Did Neanderthals Believe In God?

First Posted: Dec 15, 2016 05:02 AM EST

Archeologists discovered a buried Neanderthal child that prompted them to wonder if Neanderthals believed in God.

Haaretz reported that archeologists have found a seemingly intentional burial that happened 40,000 years ago inside a cave located 100 kilometers from Madrid. While it has not yet been proven that Neanderthals could even speak, this recent discovery may lead people to consider imagining these creatures performing liturgy rites in their own language.

The burial site of a so-called Loyoza Child was found surrounded by hearths with antlers, bones and a rhino skull nearby. This prompted the team to at least assume that a ceremony may have been conducted. Does this mean that Neanderthals already had religious rituals and beliefs during their time?

"We cannot say much (about the skeletons) except that we surmise the site was regarded as somehow relevant in regard to the remains of deceased Neanderthals," archaeologist Michael Walker from the Department of Zoology and Physical Anthropology at the University of Murcia previously told Discovery News. "Their tools and food remains, not to mention signs of fires having been lit, which we have excavated indicate they visited the site more than once. Such discoveries are extraordinarily uncommon."

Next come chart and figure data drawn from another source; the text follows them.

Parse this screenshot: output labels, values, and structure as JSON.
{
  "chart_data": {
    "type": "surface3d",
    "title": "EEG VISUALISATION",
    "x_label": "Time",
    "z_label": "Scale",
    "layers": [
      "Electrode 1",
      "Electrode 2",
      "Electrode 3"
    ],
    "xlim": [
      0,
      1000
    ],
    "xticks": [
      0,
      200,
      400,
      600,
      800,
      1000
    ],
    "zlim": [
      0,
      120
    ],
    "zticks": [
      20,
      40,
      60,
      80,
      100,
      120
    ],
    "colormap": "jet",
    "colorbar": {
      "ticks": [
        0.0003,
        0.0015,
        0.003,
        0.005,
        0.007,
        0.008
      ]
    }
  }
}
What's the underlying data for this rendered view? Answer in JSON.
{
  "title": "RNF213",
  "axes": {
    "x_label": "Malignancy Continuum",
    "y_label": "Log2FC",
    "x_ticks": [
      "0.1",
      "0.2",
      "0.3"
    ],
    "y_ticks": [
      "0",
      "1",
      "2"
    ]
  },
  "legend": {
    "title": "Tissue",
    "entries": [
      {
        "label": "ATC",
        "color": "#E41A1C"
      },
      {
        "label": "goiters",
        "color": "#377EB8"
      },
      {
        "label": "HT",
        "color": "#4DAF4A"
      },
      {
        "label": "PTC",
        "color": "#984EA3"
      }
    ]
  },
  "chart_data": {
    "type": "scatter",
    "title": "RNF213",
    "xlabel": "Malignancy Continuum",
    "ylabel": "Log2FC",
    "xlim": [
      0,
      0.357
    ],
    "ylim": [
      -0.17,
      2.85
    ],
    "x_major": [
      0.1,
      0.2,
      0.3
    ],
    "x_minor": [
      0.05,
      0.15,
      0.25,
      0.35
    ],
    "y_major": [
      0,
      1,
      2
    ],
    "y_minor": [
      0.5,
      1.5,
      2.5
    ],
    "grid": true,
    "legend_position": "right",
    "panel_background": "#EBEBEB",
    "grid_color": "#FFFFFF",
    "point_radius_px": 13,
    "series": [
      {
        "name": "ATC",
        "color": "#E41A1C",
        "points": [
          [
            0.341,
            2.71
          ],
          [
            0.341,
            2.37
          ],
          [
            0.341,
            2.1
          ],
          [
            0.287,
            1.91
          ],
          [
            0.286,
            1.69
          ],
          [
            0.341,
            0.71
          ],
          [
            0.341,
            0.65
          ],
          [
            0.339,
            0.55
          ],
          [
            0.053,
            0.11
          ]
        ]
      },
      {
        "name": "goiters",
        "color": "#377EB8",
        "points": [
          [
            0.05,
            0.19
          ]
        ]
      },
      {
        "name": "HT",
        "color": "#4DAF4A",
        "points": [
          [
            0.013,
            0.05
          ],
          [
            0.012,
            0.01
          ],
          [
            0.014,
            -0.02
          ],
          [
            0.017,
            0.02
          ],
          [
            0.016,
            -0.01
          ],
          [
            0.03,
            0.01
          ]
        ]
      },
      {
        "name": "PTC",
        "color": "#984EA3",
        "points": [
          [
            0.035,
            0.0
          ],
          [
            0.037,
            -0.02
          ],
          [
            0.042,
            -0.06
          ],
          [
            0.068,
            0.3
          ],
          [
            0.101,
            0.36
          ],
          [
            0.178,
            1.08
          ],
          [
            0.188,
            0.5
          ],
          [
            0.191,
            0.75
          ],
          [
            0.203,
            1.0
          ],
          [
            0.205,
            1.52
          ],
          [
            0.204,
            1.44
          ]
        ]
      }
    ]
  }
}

Although the question if Homo neanderthalensis really believed in God has not been answered up to this day, it shreds of evidence of worship has also been found in an ancient cave in Botswana.

There were carvings discovered on rocks that looked like a huge snake, which made archaeologists wonder if the predecessors of the Sana people from 70,000 years ago did perform worship rituals. Another evidence found at the site were burned or broken spearheads depicting ritualistic behaviors in the tribe.

If these Homo neanderthalensis did have religious activities, the existence of rituals among Neanderthals may not be impossible. Could this mean homo brains may have been wired to have a tendency to believe? Further studies might answer this question someday.